Chronologie, en termes simples
La situation actuelle est le résultat de quatre événements distincts qui se sont superposés les uns aux autres sur une période d’environ dix-huit mois :
| Date | Ce qui s’est passé |
| Avril 2025 | La Chine a instauré des contrôles à l’exportation sur sept éléments de terres rares moyennes et lourdes, ainsi que sur leurs composés, métaux et aimants apparentés. |
| 9 octobre 2025 | Des contrôles plus larges ont été annoncés (Communiqués n° 61 et n° 62), étendant les restrictions aux articles et technologies étrangers contenant même des traces de terres rares d’origine chinoise. |
| 7 novembre 2025 | Dans le cadre d’un accord commercial sino-américain plus large, la Chine a suspendu l’application des annonces d’octobre pour un an, jusqu’au 10 novembre 2026. |
| 22 juin 2026 | La Chine a ajouté dix entreprises américaines — dont deux des principaux producteurs occidentaux de terres rares — à sa propre liste de contrôle des exportations, signalant ainsi sa volonté de continuer à agir de manière sélective même pendant la suspension. |
Les contrôles d’avril 2025 portant sur les sept éléments initiaux restent en vigueur à ce jour ; seules les nouvelles règles d’octobre, plus générales, sont actuellement suspendues. Les analystes du secteur qui suivent cette politique s’attendent généralement à ce que Pékin réévalue la situation avant la levée de la suspension, et l’avis général est qu’une forme de contrôle sera rétablie, possiblement avec des exigences de traçabilité plus strictes plutôt qu’un simple retour aux conditions antérieures à 2025.

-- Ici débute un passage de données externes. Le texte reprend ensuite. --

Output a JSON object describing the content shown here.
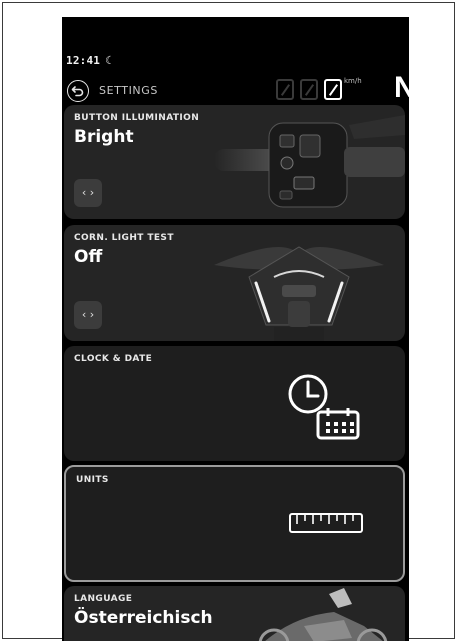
{
  "status": {
    "time": "12:41",
    "moon_icon": "moon-icon"
  },
  "header": {
    "title": "SETTINGS",
    "speed_unit": "km/h",
    "speed_value": "0",
    "gear": "N"
  },
  "cards": [
    {
      "label": "BUTTON ILLUMINATION",
      "value": "Bright",
      "arrows": "‹ ›"
    },
    {
      "label": "CORN. LIGHT TEST",
      "value": "Off",
      "arrows": "‹ ›"
    },
    {
      "label": "CLOCK & DATE"
    },
    {
      "label": "UNITS"
    },
    {
      "label": "LANGUAGE",
      "value": "Österreichisch"
    }
  ]
}
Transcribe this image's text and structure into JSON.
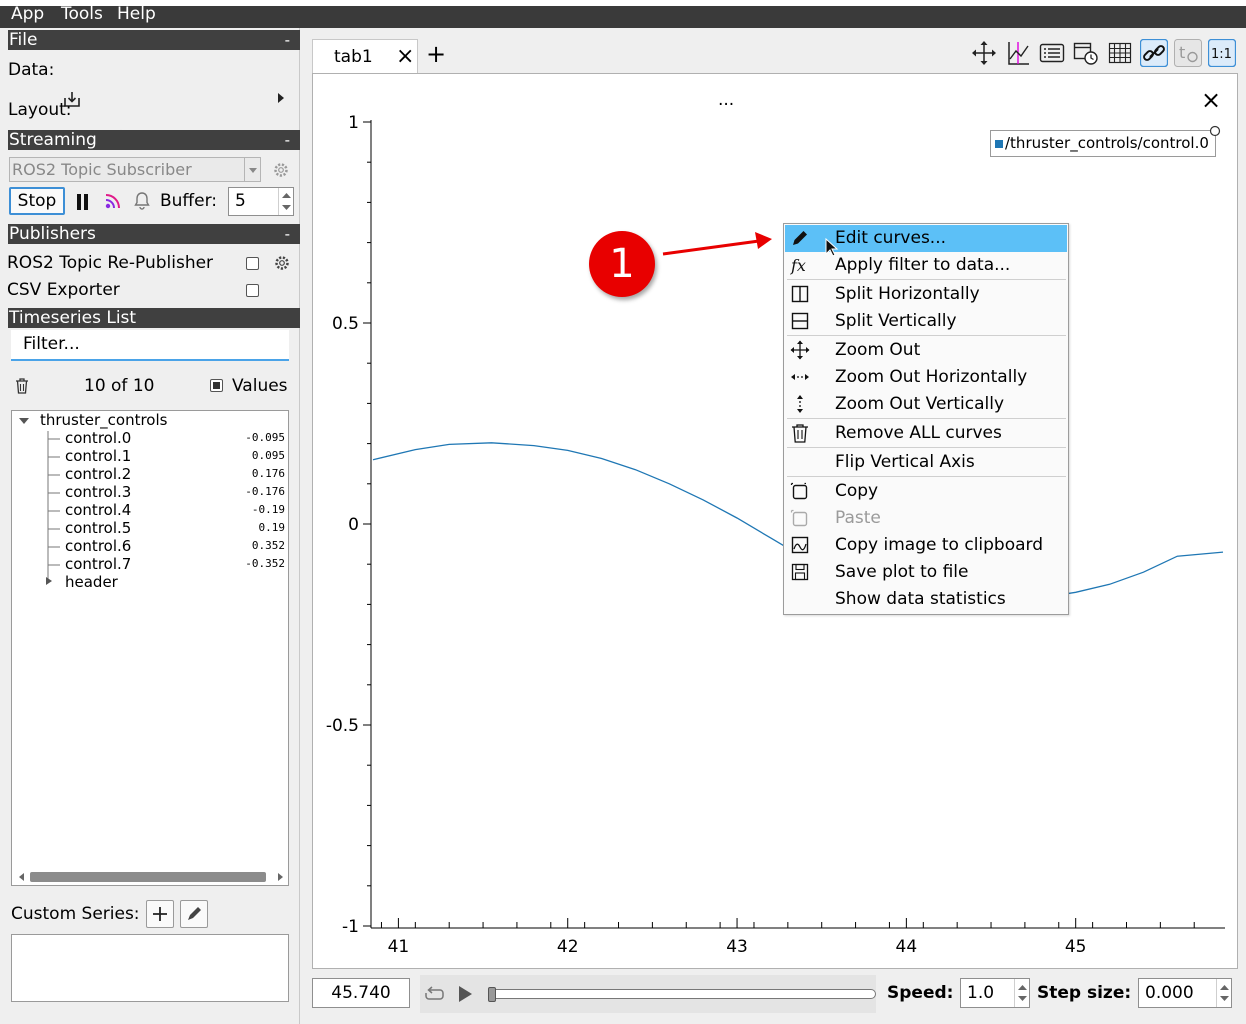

Le lien avec le NdFeB : pourquoi l’affirmation « le néodyme n’est pas soumis à des restrictions » est trompeuse.
Voici le détail qui induit beaucoup d’acheteurs en erreur : le néodyme lui-même n’a jamais figuré sur la liste des matières réglementées. Ce qui est contrôlé, ce sont certaines terres rares lourdes — principalement le dysprosium et le terbium — ainsi que tout aimant, alliage ou composant qui en contient, jusqu’à un seuil aussi bas que 0,1 % de teneur d’origine chinoise.

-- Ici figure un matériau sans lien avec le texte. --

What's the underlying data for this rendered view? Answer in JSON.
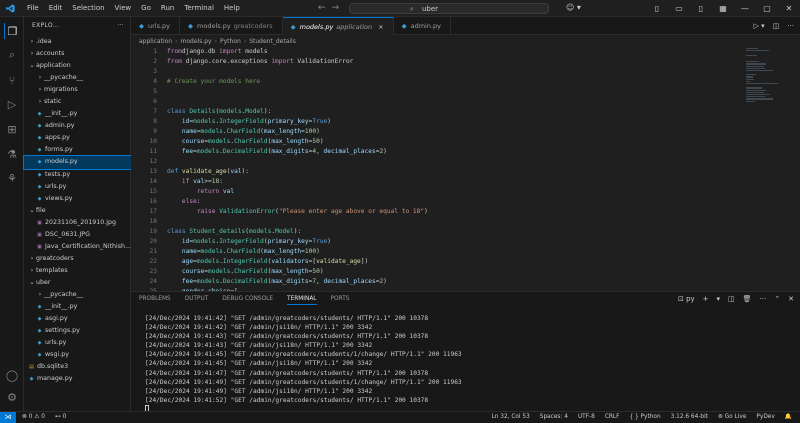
{
  "titlebar": {
    "menu": [
      "File",
      "Edit",
      "Selection",
      "View",
      "Go",
      "Run",
      "Terminal",
      "Help"
    ],
    "search": "uber"
  },
  "sidebar": {
    "header": "EXPLO...",
    "tree": [
      {
        "label": ".idea",
        "indent": 0,
        "kind": "folder",
        "open": false
      },
      {
        "label": "accounts",
        "indent": 0,
        "kind": "folder",
        "open": false
      },
      {
        "label": "application",
        "indent": 0,
        "kind": "folder",
        "open": true
      },
      {
        "label": "__pycache__",
        "indent": 1,
        "kind": "folder",
        "open": false
      },
      {
        "label": "migrations",
        "indent": 1,
        "kind": "folder",
        "open": false
      },
      {
        "label": "static",
        "indent": 1,
        "kind": "folder",
        "open": false
      },
      {
        "label": "__init__.py",
        "indent": 1,
        "kind": "py"
      },
      {
        "label": "admin.py",
        "indent": 1,
        "kind": "py"
      },
      {
        "label": "apps.py",
        "indent": 1,
        "kind": "py"
      },
      {
        "label": "forms.py",
        "indent": 1,
        "kind": "py"
      },
      {
        "label": "models.py",
        "indent": 1,
        "kind": "py",
        "selected": true
      },
      {
        "label": "tests.py",
        "indent": 1,
        "kind": "py"
      },
      {
        "label": "urls.py",
        "indent": 1,
        "kind": "py"
      },
      {
        "label": "views.py",
        "indent": 1,
        "kind": "py"
      },
      {
        "label": "file",
        "indent": 0,
        "kind": "folder",
        "open": true
      },
      {
        "label": "20231106_201910.jpg",
        "indent": 1,
        "kind": "img"
      },
      {
        "label": "DSC_0631.JPG",
        "indent": 1,
        "kind": "img"
      },
      {
        "label": "Java_Certification_Nithish...",
        "indent": 1,
        "kind": "img"
      },
      {
        "label": "greatcoders",
        "indent": 0,
        "kind": "folder",
        "open": false
      },
      {
        "label": "templates",
        "indent": 0,
        "kind": "folder",
        "open": false
      },
      {
        "label": "uber",
        "indent": 0,
        "kind": "folder",
        "open": true
      },
      {
        "label": "__pycache__",
        "indent": 1,
        "kind": "folder",
        "open": false
      },
      {
        "label": "__init__.py",
        "indent": 1,
        "kind": "py"
      },
      {
        "label": "asgi.py",
        "indent": 1,
        "kind": "py"
      },
      {
        "label": "settings.py",
        "indent": 1,
        "kind": "py"
      },
      {
        "label": "urls.py",
        "indent": 1,
        "kind": "py"
      },
      {
        "label": "wsgi.py",
        "indent": 1,
        "kind": "py"
      },
      {
        "label": "db.sqlite3",
        "indent": 0,
        "kind": "db"
      },
      {
        "label": "manage.py",
        "indent": 0,
        "kind": "py"
      }
    ]
  },
  "tabs": [
    {
      "name": "urls.py",
      "desc": "",
      "active": false
    },
    {
      "name": "models.py",
      "desc": "greatcoders",
      "active": false
    },
    {
      "name": "models.py",
      "desc": "application",
      "active": true
    },
    {
      "name": "admin.py",
      "desc": "",
      "active": false
    }
  ],
  "breadcrumbs": [
    "application",
    "models.py",
    "Python",
    "Student_details"
  ],
  "editor": {
    "lines": [
      [
        [
          "kw2",
          "from"
        ],
        [
          "",
          ""
        ],
        [
          " ",
          ""
        ],
        [
          "",
          "django.db "
        ],
        [
          "kw2",
          "import"
        ],
        [
          "",
          " models"
        ]
      ],
      [
        [
          "kw2",
          "from"
        ],
        [
          "",
          " django.core.exceptions "
        ],
        [
          "kw2",
          "import"
        ],
        [
          "",
          " ValidationError"
        ]
      ],
      [],
      [
        [
          "cmt",
          "# Create your models here"
        ]
      ],
      [],
      [],
      [
        [
          "kw",
          "class"
        ],
        [
          "",
          " "
        ],
        [
          "cls",
          "Details"
        ],
        [
          "",
          "("
        ],
        [
          "mod",
          "models"
        ],
        [
          "",
          "."
        ],
        [
          "cls",
          "Model"
        ],
        [
          "",
          "):"
        ]
      ],
      [
        [
          "",
          "    "
        ],
        [
          "var",
          "id"
        ],
        [
          "",
          "="
        ],
        [
          "mod",
          "models"
        ],
        [
          "",
          "."
        ],
        [
          "cls",
          "IntegerField"
        ],
        [
          "",
          "("
        ],
        [
          "var",
          "primary_key"
        ],
        [
          "",
          "="
        ],
        [
          "const",
          "True"
        ],
        [
          "",
          ")"
        ]
      ],
      [
        [
          "",
          "    "
        ],
        [
          "var",
          "name"
        ],
        [
          "",
          "="
        ],
        [
          "mod",
          "models"
        ],
        [
          "",
          "."
        ],
        [
          "cls",
          "CharField"
        ],
        [
          "",
          "("
        ],
        [
          "var",
          "max_length"
        ],
        [
          "",
          "="
        ],
        [
          "num",
          "100"
        ],
        [
          "",
          ")"
        ]
      ],
      [
        [
          "",
          "    "
        ],
        [
          "var",
          "course"
        ],
        [
          "",
          "="
        ],
        [
          "mod",
          "models"
        ],
        [
          "",
          "."
        ],
        [
          "cls",
          "CharField"
        ],
        [
          "",
          "("
        ],
        [
          "var",
          "max_length"
        ],
        [
          "",
          "="
        ],
        [
          "num",
          "50"
        ],
        [
          "",
          ")"
        ]
      ],
      [
        [
          "",
          "    "
        ],
        [
          "var",
          "fee"
        ],
        [
          "",
          "="
        ],
        [
          "mod",
          "models"
        ],
        [
          "",
          "."
        ],
        [
          "cls",
          "DecimalField"
        ],
        [
          "",
          "("
        ],
        [
          "var",
          "max_digits"
        ],
        [
          "",
          "="
        ],
        [
          "num",
          "4"
        ],
        [
          "",
          ", "
        ],
        [
          "var",
          "decimal_places"
        ],
        [
          "",
          "="
        ],
        [
          "num",
          "2"
        ],
        [
          "",
          ")"
        ]
      ],
      [],
      [
        [
          "kw",
          "def"
        ],
        [
          "",
          " "
        ],
        [
          "fn",
          "validate_age"
        ],
        [
          "",
          "("
        ],
        [
          "var",
          "val"
        ],
        [
          "",
          "):"
        ]
      ],
      [
        [
          "",
          "    "
        ],
        [
          "kw2",
          "if"
        ],
        [
          "",
          " "
        ],
        [
          "var",
          "val"
        ],
        [
          "",
          ">="
        ],
        [
          "num",
          "18"
        ],
        [
          "",
          ":"
        ]
      ],
      [
        [
          "",
          "        "
        ],
        [
          "kw2",
          "return"
        ],
        [
          "",
          " "
        ],
        [
          "var",
          "val"
        ]
      ],
      [
        [
          "",
          "    "
        ],
        [
          "kw2",
          "else"
        ],
        [
          "",
          ":"
        ]
      ],
      [
        [
          "",
          "        "
        ],
        [
          "kw2",
          "raise"
        ],
        [
          "",
          " "
        ],
        [
          "cls",
          "ValidationError"
        ],
        [
          "",
          "("
        ],
        [
          "str",
          "\"Please enter age above or equal to 18\""
        ],
        [
          "",
          ")"
        ]
      ],
      [],
      [
        [
          "kw",
          "class"
        ],
        [
          "",
          " "
        ],
        [
          "cls",
          "Student_details"
        ],
        [
          "",
          "("
        ],
        [
          "mod",
          "models"
        ],
        [
          "",
          "."
        ],
        [
          "cls",
          "Model"
        ],
        [
          "",
          "):"
        ]
      ],
      [
        [
          "",
          "    "
        ],
        [
          "var",
          "id"
        ],
        [
          "",
          "="
        ],
        [
          "mod",
          "models"
        ],
        [
          "",
          "."
        ],
        [
          "cls",
          "IntegerField"
        ],
        [
          "",
          "("
        ],
        [
          "var",
          "primary_key"
        ],
        [
          "",
          "="
        ],
        [
          "const",
          "True"
        ],
        [
          "",
          ")"
        ]
      ],
      [
        [
          "",
          "    "
        ],
        [
          "var",
          "name"
        ],
        [
          "",
          "="
        ],
        [
          "mod",
          "models"
        ],
        [
          "",
          "."
        ],
        [
          "cls",
          "CharField"
        ],
        [
          "",
          "("
        ],
        [
          "var",
          "max_length"
        ],
        [
          "",
          "="
        ],
        [
          "num",
          "100"
        ],
        [
          "",
          ")"
        ]
      ],
      [
        [
          "",
          "    "
        ],
        [
          "var",
          "age"
        ],
        [
          "",
          "="
        ],
        [
          "mod",
          "models"
        ],
        [
          "",
          "."
        ],
        [
          "cls",
          "IntegerField"
        ],
        [
          "",
          "("
        ],
        [
          "var",
          "validators"
        ],
        [
          "",
          "=["
        ],
        [
          "fn",
          "validate_age"
        ],
        [
          "",
          "])"
        ]
      ],
      [
        [
          "",
          "    "
        ],
        [
          "var",
          "course"
        ],
        [
          "",
          "="
        ],
        [
          "mod",
          "models"
        ],
        [
          "",
          "."
        ],
        [
          "cls",
          "CharField"
        ],
        [
          "",
          "("
        ],
        [
          "var",
          "max_length"
        ],
        [
          "",
          "="
        ],
        [
          "num",
          "50"
        ],
        [
          "",
          ")"
        ]
      ],
      [
        [
          "",
          "    "
        ],
        [
          "var",
          "fee"
        ],
        [
          "",
          "="
        ],
        [
          "mod",
          "models"
        ],
        [
          "",
          "."
        ],
        [
          "cls",
          "DecimalField"
        ],
        [
          "",
          "("
        ],
        [
          "var",
          "max_digits"
        ],
        [
          "",
          "="
        ],
        [
          "num",
          "7"
        ],
        [
          "",
          ", "
        ],
        [
          "var",
          "decimal_places"
        ],
        [
          "",
          "="
        ],
        [
          "num",
          "2"
        ],
        [
          "",
          ")"
        ]
      ],
      [
        [
          "",
          "    "
        ],
        [
          "var",
          "gender_choice"
        ],
        [
          "",
          "=["
        ]
      ]
    ]
  },
  "panel": {
    "tabs": [
      "PROBLEMS",
      "OUTPUT",
      "DEBUG CONSOLE",
      "TERMINAL",
      "PORTS"
    ],
    "active_tab": "TERMINAL",
    "shell": "py",
    "lines": [
      "[24/Dec/2024 19:41:42] \"GET /admin/greatcoders/students/ HTTP/1.1\" 200 10378",
      "[24/Dec/2024 19:41:42] \"GET /admin/jsi18n/ HTTP/1.1\" 200 3342",
      "[24/Dec/2024 19:41:43] \"GET /admin/greatcoders/students/ HTTP/1.1\" 200 10378",
      "[24/Dec/2024 19:41:43] \"GET /admin/jsi18n/ HTTP/1.1\" 200 3342",
      "[24/Dec/2024 19:41:45] \"GET /admin/greatcoders/students/1/change/ HTTP/1.1\" 200 11963",
      "[24/Dec/2024 19:41:45] \"GET /admin/jsi18n/ HTTP/1.1\" 200 3342",
      "[24/Dec/2024 19:41:47] \"GET /admin/greatcoders/students/ HTTP/1.1\" 200 10378",
      "[24/Dec/2024 19:41:49] \"GET /admin/greatcoders/students/1/change/ HTTP/1.1\" 200 11963",
      "[24/Dec/2024 19:41:49] \"GET /admin/jsi18n/ HTTP/1.1\" 200 3342",
      "[24/Dec/2024 19:41:52] \"GET /admin/greatcoders/students/ HTTP/1.1\" 200 10378"
    ]
  },
  "status": {
    "errors": "0",
    "warnings": "0",
    "ports": "0",
    "position": "Ln 32, Col 53",
    "spaces": "Spaces: 4",
    "encoding": "UTF-8",
    "eol": "CRLF",
    "language": "Python",
    "interpreter": "3.12.6 64-bit",
    "golive": "Go Live",
    "pydev": "PyDev"
  },
  "colors": {
    "accent": "#0078d4",
    "editor_bg": "#1f1f1f",
    "sidebar_bg": "#181818"
  }
}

Le problème pratique réside dans le fait que le dysprosium et le terbium sont précisément les éléments ajoutés aux aimants NdFeB standard pour améliorer leur coercivité, c’est-à-dire leur capacité à résister à la démagnétisation à haute température. Les barres magnétiques utilisées dans les chaînes de production alimentaire, chimique ou plastique fonctionnent couramment dans des environnements industriels chauds, parfois poussiéreux, et de nombreuses formulations de barres de moyenne à haute qualité contiennent de faibles quantités de Dy ou de Tb précisément pour cette raison. Un aimant peut être commercialisé sous l’appellation générique « NdFeB » tout en restant soumis aux contrôles une fois sa composition réelle vérifiée par rapport aux déclarations en douane ; or, c’est précisément ce type d’incohérence documentaire qui a déjà valu des sanctions à d’autres fabricants cette année.

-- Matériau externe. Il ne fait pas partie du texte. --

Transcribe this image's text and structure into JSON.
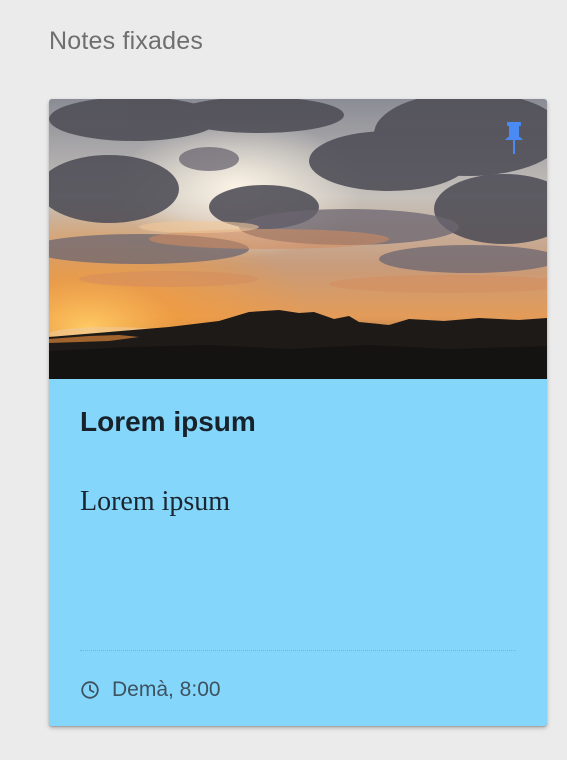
{
  "section": {
    "title": "Notes fixades"
  },
  "note": {
    "title": "Lorem ipsum",
    "body": "Lorem ipsum",
    "reminder": "Demà, 8:00",
    "image_alt": "sunset-landscape-photo",
    "pinned": true
  },
  "icons": {
    "pin": "pin-icon",
    "clock": "clock-icon"
  },
  "colors": {
    "panel_background": "#ebebeb",
    "card_background": "#84d6fb",
    "pin_color": "#4a8af4",
    "title_text": "#17222b",
    "secondary_text": "#3e5260"
  }
}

Le véritable point de blocage n’est pas l’extraction minière, mais ce qui se passe entre les deux.
Il est important de préciser où se situe réellement le pouvoir de négociation de la Chine, car il est facile de réduire la situation à « la Chine possède les mines ». Ce n’est pas le cas, et cette distinction est essentielle pour quiconque cherche à évaluer la rapidité avec laquelle cette situation pourrait réellement s’améliorer.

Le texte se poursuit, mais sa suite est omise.